Quickstart
Set up your first workflow with bem
This guide walks you through setting up a simple workflow that extracts structured data from invoices using bem's API. You'll learn how to:
- Create and configure a transform function with a data schema you can customize
- Create and configure workflow that uses the function
- Call the workflow with a file as input
- Retrieve your results via polling or webhooks
Prerequisites
- A bem account (you can sign up for free!)
- An API key (you can generate one in
Settings>API Keysthrough our UI)
Step 1: Create a Transform Function
First, create a transform function that defines the structure you want to extract from invoices.

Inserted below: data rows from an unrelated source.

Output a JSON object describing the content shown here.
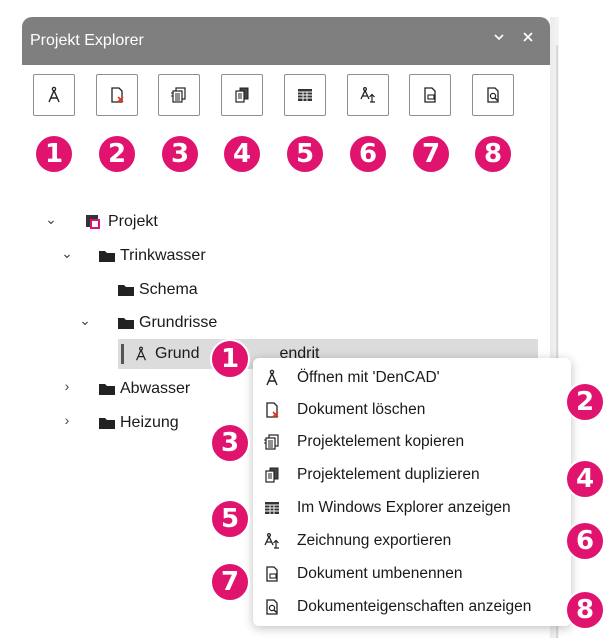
{
  "panel": {
    "title": "Projekt Explorer",
    "collapse_icon": "chevron-down-icon",
    "close_icon": "close-icon"
  },
  "toolbar": {
    "buttons": [
      {
        "icon": "compass-icon",
        "badge": "1"
      },
      {
        "icon": "delete-document-icon",
        "badge": "2"
      },
      {
        "icon": "copy-element-icon",
        "badge": "3"
      },
      {
        "icon": "duplicate-icon",
        "badge": "4"
      },
      {
        "icon": "windows-explorer-icon",
        "badge": "5"
      },
      {
        "icon": "export-drawing-icon",
        "badge": "6"
      },
      {
        "icon": "rename-document-icon",
        "badge": "7"
      },
      {
        "icon": "document-properties-icon",
        "badge": "8"
      }
    ]
  },
  "tree": {
    "root": "Projekt",
    "trinkwasser": "Trinkwasser",
    "schema": "Schema",
    "grundrisse": "Grundrisse",
    "selected_prefix": "Grund",
    "selected_suffix": "endrit",
    "abwasser": "Abwasser",
    "heizung": "Heizung"
  },
  "context_menu": {
    "items": [
      {
        "label": "Öffnen mit 'DenCAD'",
        "icon": "compass-icon",
        "badge": "1"
      },
      {
        "label": "Dokument löschen",
        "icon": "delete-document-icon",
        "badge": "2"
      },
      {
        "label": "Projektelement kopieren",
        "icon": "copy-element-icon",
        "badge": "3"
      },
      {
        "label": "Projektelement duplizieren",
        "icon": "duplicate-icon",
        "badge": "4"
      },
      {
        "label": "Im Windows Explorer anzeigen",
        "icon": "windows-explorer-icon",
        "badge": "5"
      },
      {
        "label": "Zeichnung exportieren",
        "icon": "export-drawing-icon",
        "badge": "6"
      },
      {
        "label": "Dokument umbenennen",
        "icon": "rename-document-icon",
        "badge": "7"
      },
      {
        "label": "Dokumenteigenschaften anzeigen",
        "icon": "document-properties-icon",
        "badge": "8"
      }
    ]
  },
  "colors": {
    "badge": "#e0146f",
    "titlebar": "#7f7f7f",
    "selection": "#dcdcdc"
  }
}
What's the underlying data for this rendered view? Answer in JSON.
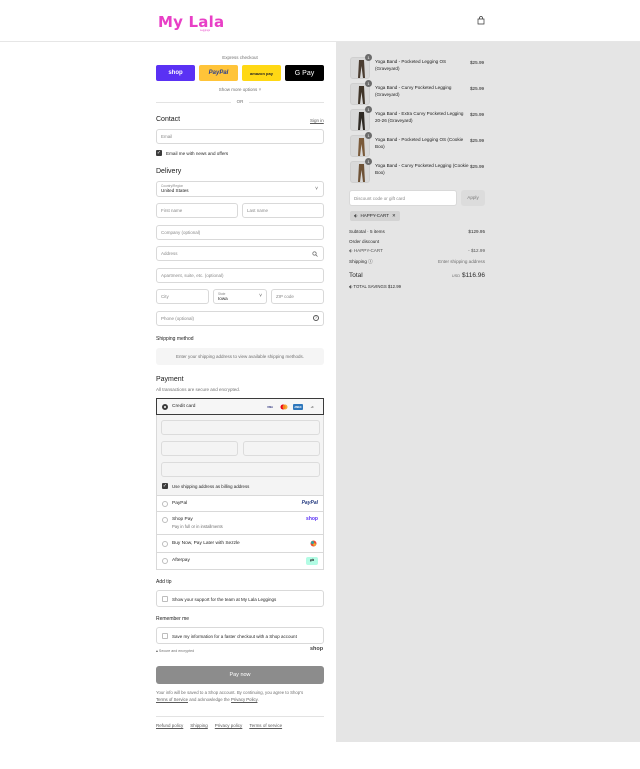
{
  "brand": {
    "logo_text": "My Lala",
    "logo_sub": "Leggings",
    "color": "#e83fc6"
  },
  "express": {
    "title": "Express checkout",
    "buttons": [
      "shop",
      "PayPal",
      "amazon pay",
      "G Pay"
    ],
    "more": "Show more options",
    "or": "OR"
  },
  "contact": {
    "title": "Contact",
    "sign_in": "Sign in",
    "email_placeholder": "Email",
    "newsletter_label": "Email me with news and offers",
    "newsletter_checked": true
  },
  "delivery": {
    "title": "Delivery",
    "country_label": "Country/Region",
    "country_value": "United States",
    "first_name": "First name",
    "last_name": "Last name",
    "company": "Company (optional)",
    "address": "Address",
    "apartment": "Apartment, suite, etc. (optional)",
    "city": "City",
    "state_label": "State",
    "state_value": "Iowa",
    "zip": "ZIP code",
    "phone": "Phone (optional)"
  },
  "shipping_method": {
    "title": "Shipping method",
    "message": "Enter your shipping address to view available shipping methods."
  },
  "payment": {
    "title": "Payment",
    "subtitle": "All transactions are secure and encrypted.",
    "credit_card_label": "Credit card",
    "card_badges": [
      "VISA",
      "MC",
      "AMEX",
      "+3"
    ],
    "billing_label": "Use shipping address as billing address",
    "options": [
      {
        "label": "PayPal",
        "logo": "PayPal",
        "sub": ""
      },
      {
        "label": "Shop Pay",
        "logo": "shop",
        "sub": "Pay in full or in installments"
      },
      {
        "label": "Buy Now, Pay Later with Sezzle",
        "logo": "sezzle",
        "sub": ""
      },
      {
        "label": "Afterpay",
        "logo": "afterpay",
        "sub": ""
      }
    ]
  },
  "tip": {
    "title": "Add tip",
    "label": "Show your support for the team at My Lala Leggings"
  },
  "remember": {
    "title": "Remember me",
    "label": "Save my information for a faster checkout with a Shop account",
    "secure": "Secure and encrypted",
    "shop": "shop"
  },
  "pay_now": "Pay now",
  "legal": {
    "line1": "Your info will be saved to a Shop account. By continuing, you agree to Shop's",
    "terms": "Terms of Service",
    "and": "and acknowledge the",
    "privacy": "Privacy Policy"
  },
  "footer_links": [
    "Refund policy",
    "Shipping",
    "Privacy policy",
    "Terms of service"
  ],
  "order": {
    "items": [
      {
        "qty": "1",
        "title": "Yoga Band - Pocketed Legging OS (Graveyard)",
        "price": "$25.99"
      },
      {
        "qty": "1",
        "title": "Yoga Band - Curvy Pocketed Legging (Graveyard)",
        "price": "$25.99"
      },
      {
        "qty": "1",
        "title": "Yoga Band - Extra Curvy Pocketed Legging 20-26 (Graveyard)",
        "price": "$25.99"
      },
      {
        "qty": "1",
        "title": "Yoga Band - Pocketed Legging OS (Cookie Boo)",
        "price": "$25.99"
      },
      {
        "qty": "1",
        "title": "Yoga Band - Curvy Pocketed Legging (Cookie Boo)",
        "price": "$25.99"
      }
    ],
    "discount_placeholder": "Discount code or gift card",
    "apply": "Apply",
    "tag": "HAPPY-CART",
    "subtotal_label": "Subtotal · 5 items",
    "subtotal": "$129.95",
    "order_discount": "Order discount",
    "discount_code": "HAPPY-CART",
    "discount_amount": "- $12.99",
    "shipping_label": "Shipping",
    "shipping_value": "Enter shipping address",
    "total_label": "Total",
    "currency": "USD",
    "total": "$116.96",
    "savings_label": "TOTAL SAVINGS",
    "savings": "$12.99"
  }
}
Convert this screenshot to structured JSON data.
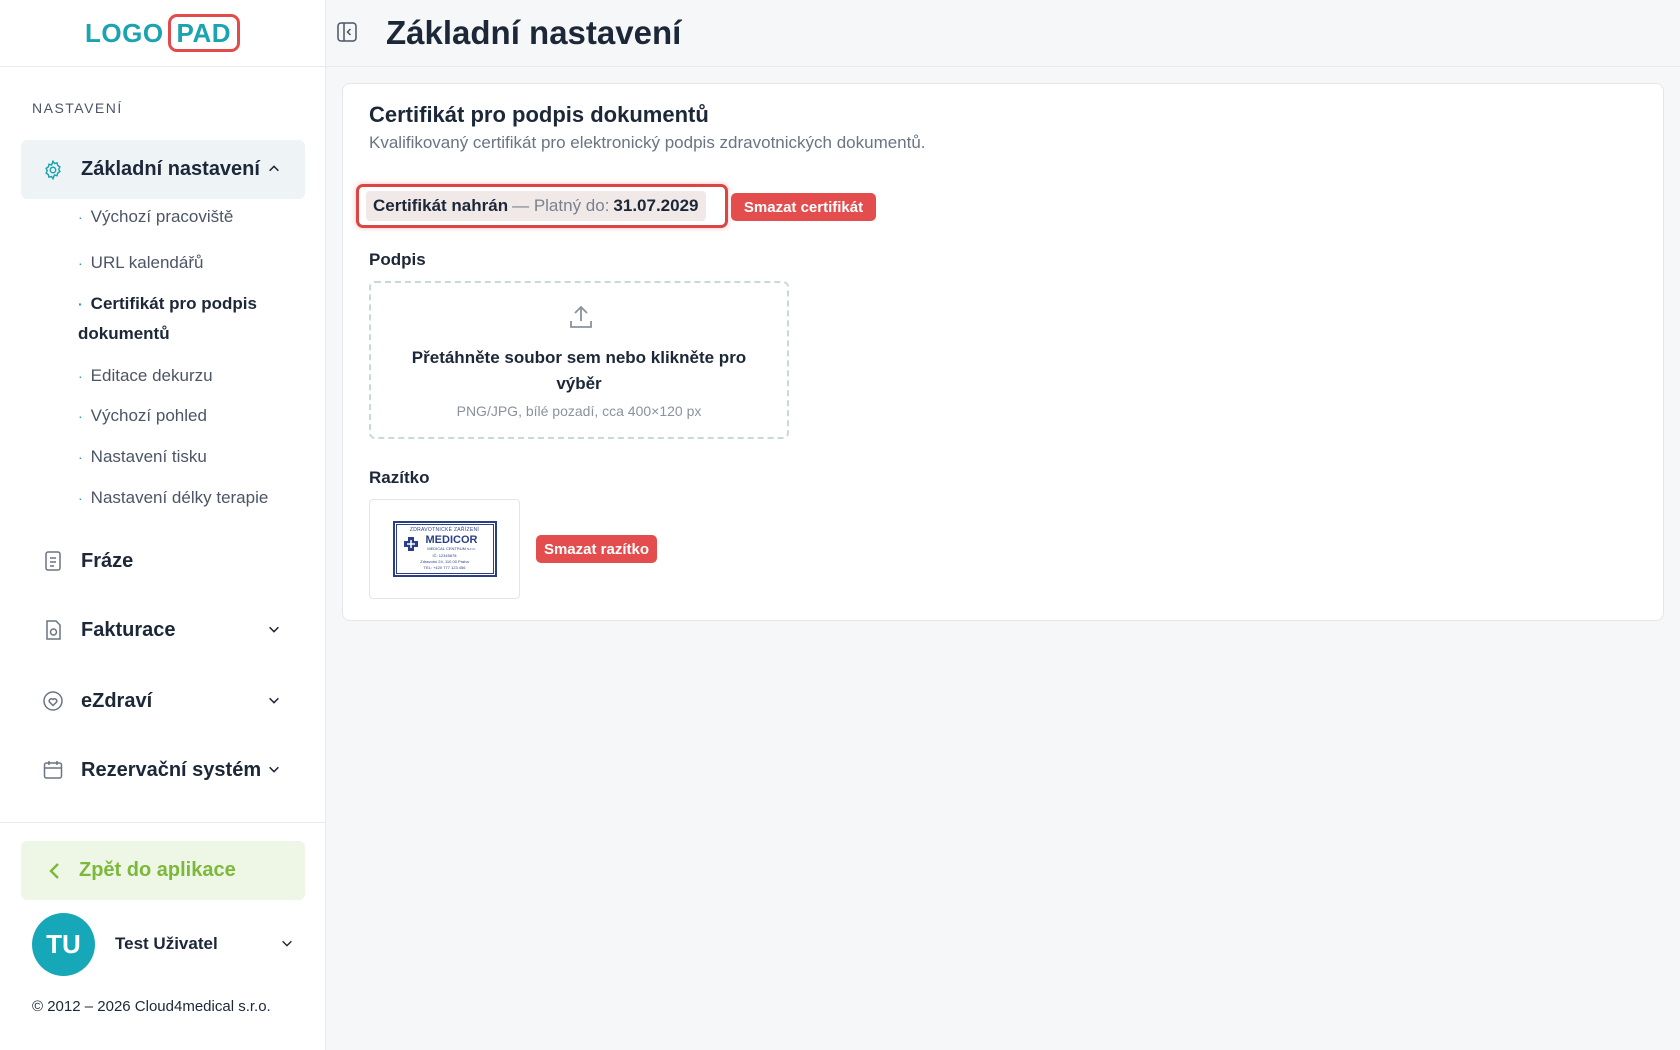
{
  "logo": {
    "part1": "LOGO",
    "part2": "PAD"
  },
  "sidebar": {
    "section_label": "NASTAVENÍ",
    "active_item": "Základní nastavení",
    "sub_items": [
      "Výchozí pracoviště",
      "URL kalendářů",
      "Certifikát pro podpis dokumentů",
      "Editace dekurzu",
      "Výchozí pohled",
      "Nastavení tisku",
      "Nastavení délky terapie"
    ],
    "items": [
      "Fráze",
      "Fakturace",
      "eZdraví",
      "Rezervační systém"
    ],
    "back_label": "Zpět do aplikace",
    "user_initials": "TU",
    "user_name": "Test Uživatel",
    "copyright": "© 2012 – 2026 Cloud4medical s.r.o."
  },
  "header": {
    "title": "Základní nastavení"
  },
  "card": {
    "title": "Certifikát pro podpis dokumentů",
    "description": "Kvalifikovaný certifikát pro elektronický podpis zdravotnických dokumentů.",
    "cert_status": "Certifikát nahrán",
    "cert_separator": "— Platný do:",
    "cert_valid_until": "31.07.2029",
    "delete_cert_label": "Smazat certifikát",
    "signature_label": "Podpis",
    "dropzone_text": "Přetáhněte soubor sem nebo klikněte pro výběr",
    "dropzone_hint": "PNG/JPG, bílé pozadí, cca 400×120 px",
    "stamp_label": "Razítko",
    "delete_stamp_label": "Smazat razítko"
  },
  "stamp_image": {
    "top": "ZDRAVOTNICKÉ ZAŘÍZENÍ",
    "name": "MEDICOR",
    "sub": "MEDICAL CENTRUM s.r.o.",
    "line1": "IČ: 12345678",
    "line2": "Zdravotní 24, 110 00 Praha",
    "line3": "TEL: +420 777 123 456"
  },
  "colors": {
    "brand_teal": "#1aa3b0",
    "accent_red": "#e44d4d",
    "back_green": "#7cb83a"
  }
}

curl -X POST https://api.bem.ai/v2/functions \
-H "Content-Type: application/json" \
-H "x-api-key: YOUR_API_KEY" \
-d '{
"functionName": "invoice-extractor",
"type": "transform",
"displayName": "Invoice Extractor",
"outputSchemaName": "Invoice",
"outputSchema": {
"type": "object",
"required": ["invoiceNumber", "vendor", "totalAmount"],
"properties": {
"invoiceNumber": {
"type": "string",
"description": "The unique invoice identifier"
},
"invoiceDate": {
"type": "string",
"description": "Date of the invoice in YYYY-MM-DD format"
},
"dueDate": {
"type": "string",
"description": "Payment due date in YYYY-MM-DD format"
},
"vendor": {
"type": "object",
"properties": {
"name": {
"type": "string",
"description": "Company name of the vendor"
},
"address": {
"type": "string",
"description": "Full address of the vendor"
}
}
},
"lineItems": {
"type": "array",
"description": "Individual items on the invoice",
"items": {
"type": "object",
"properties": {
"description": {
"type": "string",
"description": "Description of the item or service"
},
"quantity": {
"type": "number",
"description": "Number of units"
},
"unitPrice": {
"type": "number",
"description": "Price per unit"
},
"amount": {
"type": "number",
"description": "Total amount for this line item"
}
}
}
},
"subtotal": {
"type": "number",
"description": "Sum of all line items before tax"
},
"taxAmount": {
"type": "number",
"description": "Total tax amount"
},
"totalAmount": {
"type": "number",
"description": "Final total amount due"
}
}
}
}'Response:
{
"functionID": "fn_2abc123xyz",
"functionName": "invoice-extractor",
"displayName": "Invoice Extractor",
"type": "transform",
"currentVersionNum": 1
}Step 2: Create a Workflow
Create a workflow that uses your transform function. Workflows provide a stable entry point for processing and can be extended later with additional functions.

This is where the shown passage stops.